Inhibition of epithelial to mesenchymal transition by E-cadherin up-regulation via repression of slug transcription and inhibition of E-cadherin degradation: dual role of scaffold/matrix attachment region-binding protein 1 (SMAR1) in breast cancer cells

• Published in: The Journal of biological chemistry Vol. 289; no. 37; pp. 25431 - 25444
• Main Authors: Adhikary, Arghya, Chakraborty, Samik, Mazumdar, Minakshi, Ghosh, Swatilekha, Mukherjee, Shravanti, Manna, Argha, Mohanty, Suchismita, Nakka, Kiran Kumar, Joshi, Shruti, De, Abhijit, Chattopadhyay, Samit, Sa, Gaurisankar, Das, Tanya
• Format: Journal Article
• Language: English
• Published: United States American Society for Biochemistry and Molecular Biology 12.09.2014
• Subjects: Breast Neoplasms - genetics; Breast Neoplasms - pathology; Cadherins - biosynthesis; Cadherins - genetics; Cell Cycle Proteins - biosynthesis; Cell Cycle Proteins - genetics; Cell Cycle Proteins - metabolism; Cell Line, Tumor; Cell Movement - genetics; DNA-Binding Proteins - biosynthesis; DNA-Binding Proteins - genetics; DNA-Binding Proteins - metabolism; Epithelial-Mesenchymal Transition - genetics; Female; Gene Expression Regulation, Neoplastic; Histone Deacetylase 1 - genetics; Histone Deacetylase 1 - metabolism; Humans; Molecular Bases of Disease; Neoplasm Metastasis; Nuclear Proteins - biosynthesis; Nuclear Proteins - genetics; Nuclear Proteins - metabolism; Proteolysis; Proto-Oncogene Proteins c-mdm2 - genetics; Proto-Oncogene Proteins c-mdm2 - metabolism; Snail Family Transcription Factors; Transcription Factors - genetics; E3 Ubiquitin Ligase; Metastasis; Cadherin-1 (CDH1) (Epithelial Cadherin) (E-cadherin); Migration; Epithelial-Mesenchymal Transition (EMT)

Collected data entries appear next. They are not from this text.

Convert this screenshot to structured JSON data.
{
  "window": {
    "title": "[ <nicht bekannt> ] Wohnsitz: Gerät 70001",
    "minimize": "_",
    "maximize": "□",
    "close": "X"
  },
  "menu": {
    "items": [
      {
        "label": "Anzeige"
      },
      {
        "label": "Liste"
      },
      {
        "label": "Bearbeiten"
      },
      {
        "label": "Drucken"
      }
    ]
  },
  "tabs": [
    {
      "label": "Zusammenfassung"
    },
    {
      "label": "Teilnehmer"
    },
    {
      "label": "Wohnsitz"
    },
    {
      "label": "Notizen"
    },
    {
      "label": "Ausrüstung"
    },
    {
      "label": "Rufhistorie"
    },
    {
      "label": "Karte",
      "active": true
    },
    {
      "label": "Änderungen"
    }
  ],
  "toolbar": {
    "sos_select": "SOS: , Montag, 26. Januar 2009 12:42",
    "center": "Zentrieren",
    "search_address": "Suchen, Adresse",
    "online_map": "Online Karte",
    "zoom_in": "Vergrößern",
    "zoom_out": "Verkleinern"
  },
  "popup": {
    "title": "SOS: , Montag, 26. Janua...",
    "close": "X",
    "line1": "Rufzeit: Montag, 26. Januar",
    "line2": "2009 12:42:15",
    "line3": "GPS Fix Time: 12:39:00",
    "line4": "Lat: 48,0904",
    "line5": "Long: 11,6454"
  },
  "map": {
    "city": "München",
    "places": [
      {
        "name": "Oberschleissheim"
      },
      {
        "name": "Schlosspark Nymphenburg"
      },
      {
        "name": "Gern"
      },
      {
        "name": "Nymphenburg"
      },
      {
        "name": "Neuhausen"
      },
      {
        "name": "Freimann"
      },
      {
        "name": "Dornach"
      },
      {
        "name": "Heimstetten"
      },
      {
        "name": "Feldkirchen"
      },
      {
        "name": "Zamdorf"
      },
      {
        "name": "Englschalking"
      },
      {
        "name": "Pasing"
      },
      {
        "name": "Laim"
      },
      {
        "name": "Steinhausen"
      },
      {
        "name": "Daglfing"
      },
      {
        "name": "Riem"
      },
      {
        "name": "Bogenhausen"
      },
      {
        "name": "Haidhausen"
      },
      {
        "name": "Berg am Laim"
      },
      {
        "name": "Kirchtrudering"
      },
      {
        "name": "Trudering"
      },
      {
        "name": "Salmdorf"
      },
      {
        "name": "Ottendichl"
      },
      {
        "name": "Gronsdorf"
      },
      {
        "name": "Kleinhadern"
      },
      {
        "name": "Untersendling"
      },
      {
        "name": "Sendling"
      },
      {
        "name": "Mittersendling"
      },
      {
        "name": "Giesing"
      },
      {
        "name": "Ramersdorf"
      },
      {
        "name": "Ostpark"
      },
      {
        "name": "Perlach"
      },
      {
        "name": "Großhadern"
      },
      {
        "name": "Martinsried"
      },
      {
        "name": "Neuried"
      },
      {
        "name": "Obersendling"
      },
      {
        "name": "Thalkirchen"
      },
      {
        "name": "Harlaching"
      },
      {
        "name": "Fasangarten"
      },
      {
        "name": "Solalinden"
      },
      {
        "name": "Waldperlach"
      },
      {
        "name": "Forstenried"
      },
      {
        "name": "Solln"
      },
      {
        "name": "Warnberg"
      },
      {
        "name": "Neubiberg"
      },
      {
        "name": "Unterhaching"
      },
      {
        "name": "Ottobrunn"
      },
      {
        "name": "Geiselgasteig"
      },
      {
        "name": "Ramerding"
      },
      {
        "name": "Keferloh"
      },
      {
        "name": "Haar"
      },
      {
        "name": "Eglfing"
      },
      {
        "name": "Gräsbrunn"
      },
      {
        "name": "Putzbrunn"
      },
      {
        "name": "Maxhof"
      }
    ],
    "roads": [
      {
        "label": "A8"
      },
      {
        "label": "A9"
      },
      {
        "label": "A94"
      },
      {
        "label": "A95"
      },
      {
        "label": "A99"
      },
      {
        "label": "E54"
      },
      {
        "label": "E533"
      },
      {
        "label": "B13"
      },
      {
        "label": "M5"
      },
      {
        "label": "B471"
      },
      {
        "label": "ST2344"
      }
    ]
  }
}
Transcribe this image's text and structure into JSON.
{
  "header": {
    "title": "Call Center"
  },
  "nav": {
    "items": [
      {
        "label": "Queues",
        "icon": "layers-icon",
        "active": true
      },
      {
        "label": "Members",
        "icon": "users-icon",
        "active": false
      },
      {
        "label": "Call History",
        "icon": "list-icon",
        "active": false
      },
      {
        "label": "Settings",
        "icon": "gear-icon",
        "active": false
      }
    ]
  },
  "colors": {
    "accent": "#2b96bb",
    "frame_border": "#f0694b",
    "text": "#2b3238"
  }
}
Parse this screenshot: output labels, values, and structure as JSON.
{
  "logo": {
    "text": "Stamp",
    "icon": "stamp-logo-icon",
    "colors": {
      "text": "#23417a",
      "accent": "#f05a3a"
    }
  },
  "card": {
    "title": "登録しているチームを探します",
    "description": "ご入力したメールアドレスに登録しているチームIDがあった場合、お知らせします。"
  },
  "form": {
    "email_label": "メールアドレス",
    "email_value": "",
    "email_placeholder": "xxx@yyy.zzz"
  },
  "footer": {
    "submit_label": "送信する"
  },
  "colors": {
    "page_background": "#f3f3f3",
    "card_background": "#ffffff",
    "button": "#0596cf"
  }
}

• ISSN: 0021-9258; 1083-351X
• DOI: 10.1074/jbc.M113.527267

The evolution of the cancer cell into a metastatic entity is the major cause of death in patients with cancer. It has been acknowledged that aberrant activation of a latent embryonic program, known as the epithelial-mesenchymal transition (EMT), can endow cancer cells with the migratory and invasive capabilities associated with metastatic competence for which E-cadherin switch is a well-established hallmark. Discerning the molecular mechanisms that regulate E-cadherin expression is therefore critical for understanding tumor invasiveness and metastasis. Here we report that SMAR1 overexpression inhibits EMT and decelerates the migratory potential of breast cancer cells by up-regulating E-cadherin in a bidirectional manner. While SMAR1-dependent transcriptional repression of Slug by direct recruitment of SMAR1/HDAC1 complex to the matrix attachment region site present in the Slug promoter restores E-cadherin expression, SMAR1 also hinders E-cadherin-MDM2 interaction thereby reducing ubiquitination and degradation of E-cadherin protein. Consistently, siRNA knockdown of SMAR1 expression in these breast cancer cells results in a coordinative action of Slug-mediated repression of E-cadherin transcription, as well as degradation of E-cadherin protein through MDM2, up-regulating breast cancer cell migration. These results indicate a crucial role for SMAR1 in restraining breast cancer cell migration and suggest the candidature of this scaffold matrix-associated region-binding protein as a tumor suppressor.